In our initial foray into this problem space, we used the imitation game Simon Says as an interaction setting. I wizarded Simon to play with participants we invited into our lab. It was clear from the data that the pacing was slow and awkward without action interruptions. I then coded up an autonomous version with action interruptions to demonstrate the contrast.
A key problem when dealing with interruptible actions is, when is it appropriate to interrupt? It has to do with the information structure of the interaction. When you have enough information to make progress, you can go on — we call this special threshold the point of minimum necessary information. Before that point, it's just a grapple for resources. We published on this idea in RO-MAN 2011 and AI Magazine.
The next domain I used was a collaborative version of solving the Towers of Hanoi. I wanted to investigate the same phenomenon in a more goal-driven task. The weird thing here is that the robot might be better at the mental problem of solving the task, but the human is just so much faster than the robot at manipulation actions. When the robot interrupts its manipulation all the time, it can't really help out. It's difficult to strike a good balance in the collaboration without more transparency about what the human and robot are thinking. These results were published in the inaugural issue of the Journal of HRI.
Task Learning from DemonstrationThe roots of this project came from Andrea's work on task learning with Leonardo at MIT, which focused very much on discrete states. The next question we had was, how do enable the same types of generalizations but also encapsulate values on continuous manifolds, like locations, rotations, or sizes of objects?
I came up with the idea for this framework while learning about categorization in a cognitive psychology course taught by Professor Eric Schumacher. The idea is that all sensory inputs are intrinsically continuous-valued, but they can be clustered into discrete concepts for higher-level reasoning. The basis for a meaningful clustering from sparse data is through demonstrations from an end user while achieving a task goal. The interaction structures the segmentation. I worked with Maya Cakmak on the implementation and evaluation of this learning framework, and we published the work in ICDL 2011.

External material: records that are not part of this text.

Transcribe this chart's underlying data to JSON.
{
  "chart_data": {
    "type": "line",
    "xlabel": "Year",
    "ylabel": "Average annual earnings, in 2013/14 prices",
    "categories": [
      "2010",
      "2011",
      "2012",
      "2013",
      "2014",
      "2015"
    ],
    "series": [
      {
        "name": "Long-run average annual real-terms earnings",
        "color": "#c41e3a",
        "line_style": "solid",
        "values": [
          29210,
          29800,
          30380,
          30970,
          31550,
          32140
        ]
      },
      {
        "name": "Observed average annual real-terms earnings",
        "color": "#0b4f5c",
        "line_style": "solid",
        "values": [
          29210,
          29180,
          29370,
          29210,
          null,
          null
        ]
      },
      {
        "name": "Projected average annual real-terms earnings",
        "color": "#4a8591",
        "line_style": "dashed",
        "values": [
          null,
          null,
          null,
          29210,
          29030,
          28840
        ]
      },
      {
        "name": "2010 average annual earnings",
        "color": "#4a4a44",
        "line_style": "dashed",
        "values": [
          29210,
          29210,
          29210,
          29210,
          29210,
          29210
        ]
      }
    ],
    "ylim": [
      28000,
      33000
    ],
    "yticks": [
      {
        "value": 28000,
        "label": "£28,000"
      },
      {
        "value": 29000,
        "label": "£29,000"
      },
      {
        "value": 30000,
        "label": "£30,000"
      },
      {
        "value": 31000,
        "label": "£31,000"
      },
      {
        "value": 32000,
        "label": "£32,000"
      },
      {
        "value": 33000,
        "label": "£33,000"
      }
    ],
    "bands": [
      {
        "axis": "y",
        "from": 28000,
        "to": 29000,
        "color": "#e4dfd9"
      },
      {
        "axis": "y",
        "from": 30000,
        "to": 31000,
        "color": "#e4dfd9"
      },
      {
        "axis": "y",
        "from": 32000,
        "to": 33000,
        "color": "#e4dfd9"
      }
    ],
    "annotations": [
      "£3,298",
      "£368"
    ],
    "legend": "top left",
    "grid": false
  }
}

We also did a project wherein we spent a week working with Victor Ng-Thow-Hing at Honda Research Institute in Mountain View to port the framework to the Honda humanoid robot. Generalization across robots!

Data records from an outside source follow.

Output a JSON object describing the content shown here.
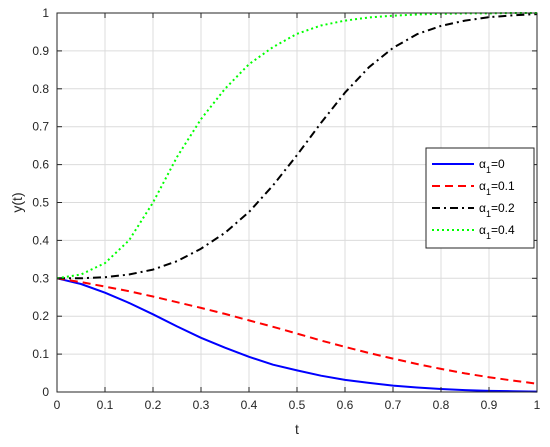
{
  "chart_data": {
    "type": "line",
    "title": "",
    "xlabel": "t",
    "ylabel": "y(t)",
    "xlim": [
      0,
      1
    ],
    "ylim": [
      0,
      1
    ],
    "xticks": [
      "0",
      "0.1",
      "0.2",
      "0.3",
      "0.4",
      "0.5",
      "0.6",
      "0.7",
      "0.8",
      "0.9",
      "1"
    ],
    "yticks": [
      "0",
      "0.1",
      "0.2",
      "0.3",
      "0.4",
      "0.5",
      "0.6",
      "0.7",
      "0.8",
      "0.9",
      "1"
    ],
    "grid": true,
    "legend_position": "right",
    "x": [
      0,
      0.05,
      0.1,
      0.15,
      0.2,
      0.25,
      0.3,
      0.35,
      0.4,
      0.45,
      0.5,
      0.55,
      0.6,
      0.65,
      0.7,
      0.75,
      0.8,
      0.85,
      0.9,
      0.95,
      1.0
    ],
    "series": [
      {
        "legend_prefix": "α",
        "legend_subscript": "1",
        "legend_suffix": "=0",
        "color": "#0000ff",
        "style": "solid",
        "values": [
          0.3,
          0.285,
          0.262,
          0.235,
          0.205,
          0.173,
          0.143,
          0.117,
          0.093,
          0.072,
          0.057,
          0.043,
          0.032,
          0.024,
          0.017,
          0.012,
          0.008,
          0.005,
          0.003,
          0.002,
          0.001
        ]
      },
      {
        "legend_prefix": "α",
        "legend_subscript": "1",
        "legend_suffix": "=0.1",
        "color": "#ff0000",
        "style": "dashed",
        "values": [
          0.3,
          0.29,
          0.278,
          0.266,
          0.252,
          0.237,
          0.222,
          0.206,
          0.189,
          0.172,
          0.154,
          0.136,
          0.119,
          0.103,
          0.088,
          0.074,
          0.061,
          0.049,
          0.039,
          0.03,
          0.022
        ]
      },
      {
        "legend_prefix": "α",
        "legend_subscript": "1",
        "legend_suffix": "=0.2",
        "color": "#000000",
        "style": "dashdot",
        "values": [
          0.3,
          0.3,
          0.303,
          0.31,
          0.323,
          0.345,
          0.378,
          0.42,
          0.475,
          0.545,
          0.625,
          0.71,
          0.79,
          0.857,
          0.908,
          0.944,
          0.966,
          0.98,
          0.989,
          0.994,
          0.997
        ]
      },
      {
        "legend_prefix": "α",
        "legend_subscript": "1",
        "legend_suffix": "=0.4",
        "color": "#00ff00",
        "style": "dotted",
        "values": [
          0.3,
          0.31,
          0.34,
          0.4,
          0.5,
          0.62,
          0.72,
          0.8,
          0.865,
          0.91,
          0.945,
          0.967,
          0.98,
          0.988,
          0.993,
          0.996,
          0.998,
          0.999,
          0.999,
          1.0,
          1.0
        ]
      }
    ]
  }
}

Embodied Active LearningFor this project, I collaborated with my labmate Maya Cakmak, who is now a Professor at the University of Washington. We had been reading machine learning literature on active learning at the time. I had a very simple idea, which was to have the robot act as an embodied active learner by using pointing gestures to select instances in the physical workspace to be labeled by the human. In one week before the paper deadline for HRI 2010, we devised a domain based on tangrams, I coded up the concept learning and active learning algorithms, Maya coded up the interaction control, and I ran a quick pilot study. The paper got in!

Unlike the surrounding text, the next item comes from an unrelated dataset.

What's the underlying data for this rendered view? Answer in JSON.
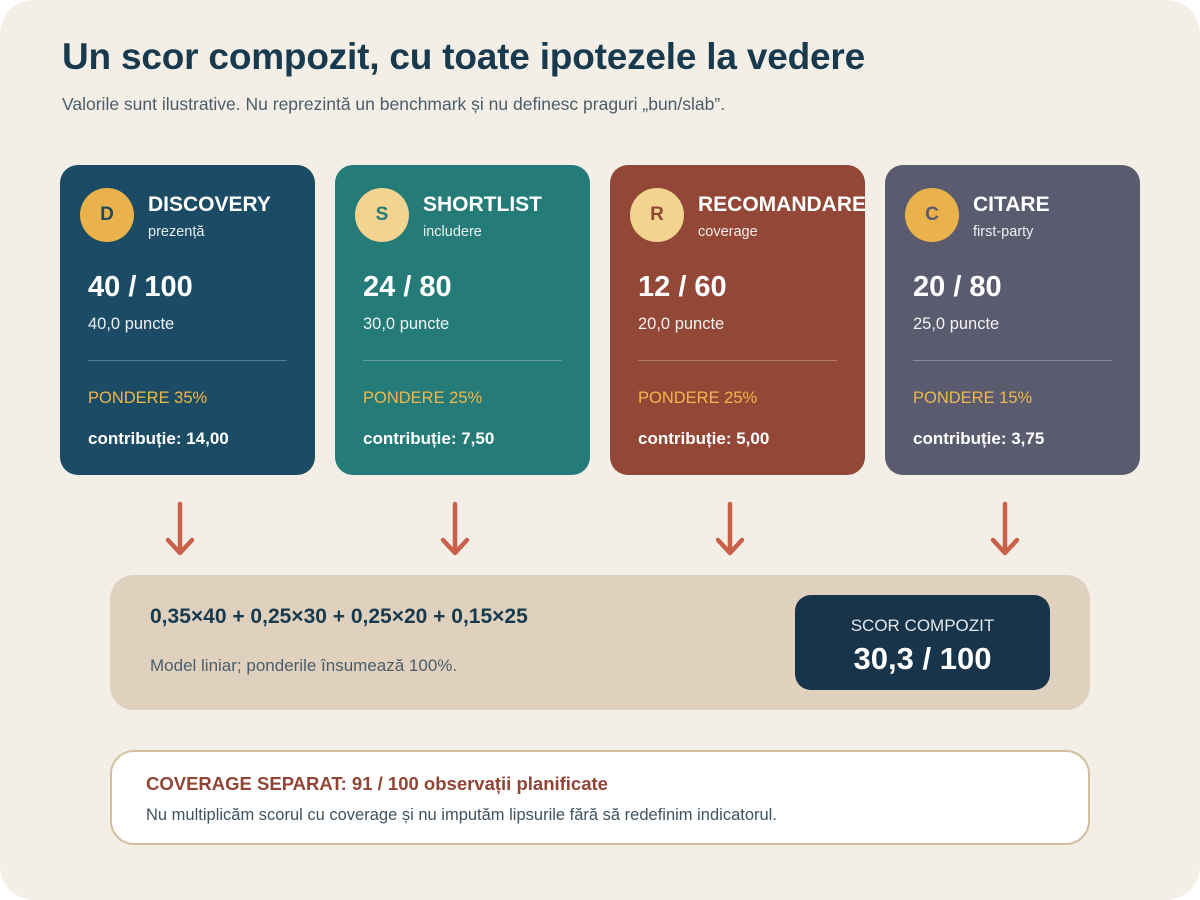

We conducted a more polished version of the user study in a follow-up journal article for TAMD, with four conditions across which the robot exhibited a spectrum of initiative in its behavior. The qualitative takeaway is, straight-up active learning on every turn is actually pretty annoying. People stop complying with the robot after a while of being spammed with so many questions. And it's not even theoretically better than an optimal teacher! Using my learning framework, Maya went on to show this analysis in a follow-up ICDL 2010 paper.